Research Thrust on Infrastructure Integrity Monitoring and Condition Assessment
Wireless Bridge Health Monitoring – Based on recently completed research projects “Survey and Investigation of the State-of-the-Art Remote Wireless Bridge Monitoring System” and several bridge load tests, the BEST Center team led by Drs. C. C. Fu and Y. Zhang incorporating with NCSU on developing a more advanced and durable system for bridge monitoring. Pure Technology provides their expertise on remote monitoring device on cable structures, such as Bay Bridge.
Water/Waste Water Piping Monitoring and Assessment – Recent contacts and meetings with Pure Technology, Inc. USA, have developed into a non-disclosure agreement on exchange information on the state-of-the-art technology used in the water/waste water piping monitoring and assessment. Meetings and presentations were made to the City of Baltimore,Baltimore County, WSSC and WASA by Pure and UMD, respectively on using this new technology on their facilities and systems. This is a thrust area built on the complemented strength and expertise of both teams for water/waste water piping monitoring and assessment. Researchers at NCSU are also contributing to this research thrust by verifying their ambient noise based damage detection algorithms on round steel pipes.

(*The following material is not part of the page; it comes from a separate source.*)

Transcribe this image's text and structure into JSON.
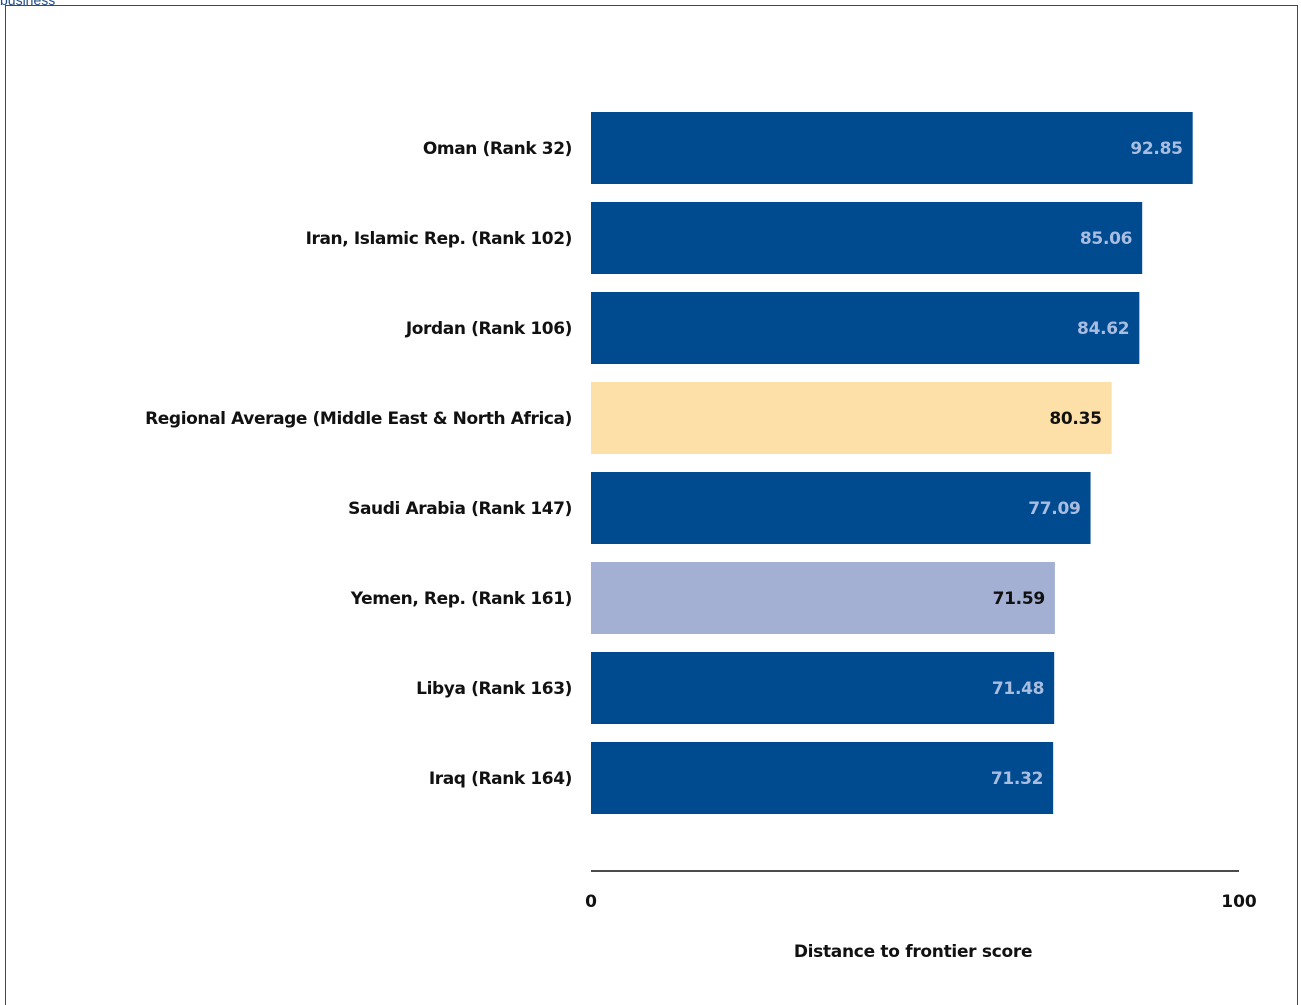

New Sensor Development – Various sensors used in the past bridge load tests are all off-the-shelf and commercially available. It is good in collecting information through strains, temperature, humidity or resistance, but not in seeking structural health information. Drs. Zhang and Fu have worked on the development of a piezo paint-based acoustic emission sensor for bridge prognosis, ideal for the close-range monitoring of local structural hot spot areas with curved surfaces and complex geometries.
Concrete and Steel Condition Prognosis and Decision Making – Detection and diagnosis of damage only mark the early stages of component failure, such as a fatigue failure of sliding plates on Tydings Bridge; prognosis is the capability to incorporate the diagnostic information to predict the future progression of damaged state of the structural components to failure under environmental conditions. Bayesian Network methodology is currently in development by Drs. Baecher, Fu and Zhang, which allows real-time, complex measurement data to be processed to draw logically consistent parameter inference, which in turn can serve as input to prognosis models.